Of the $2.6 million, about $1.1 million will go to the Natural Resources Conservation Service to reduce wildfire risk on private properties of 5 acres or more, with the goal of treating a total of 900 acres over three years.
In addition, an eastern Idaho nonprofit, High Country Resource Conservation and Development, received $700,000 to provide landowners with technical assistance such as fuel treatment prescriptions, timber marking and help applying for funding.
The U.S. Department of Agriculture has put $2.6 million towards a fuel hazard reduction project in Teton Valley, Idaho that will cover private and public land.
CARIBOU-TARGHEE NATIONAL FOREST
At the same time, the Caribou-Targhee will have about $900,000 to spend on thinning fuels on the boundary between the national forest and private land where prescribed burns are planned; hand-thin vegetation around the Mike Harris Campground and Southern Valley Trails system; and thin other vegetation to aid prescribed burns.

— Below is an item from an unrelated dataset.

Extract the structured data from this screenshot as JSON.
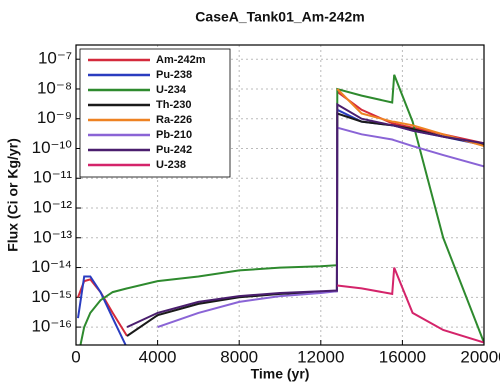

Since the 2016 Tie Fire, which cost about $4.2 million to suppress, the Caribou-Targhee, High Country, Teton County Fire and Rescue and the Idaho Department of Lands have been thinning fuels throughout Teton Valley, Idaho. The Idaho Department of Lands has spent $535,000 on the effort, aimed primarily at small, private lots. So far, 187 acres of private land have been treated, with another 30 set to be thinned this spring.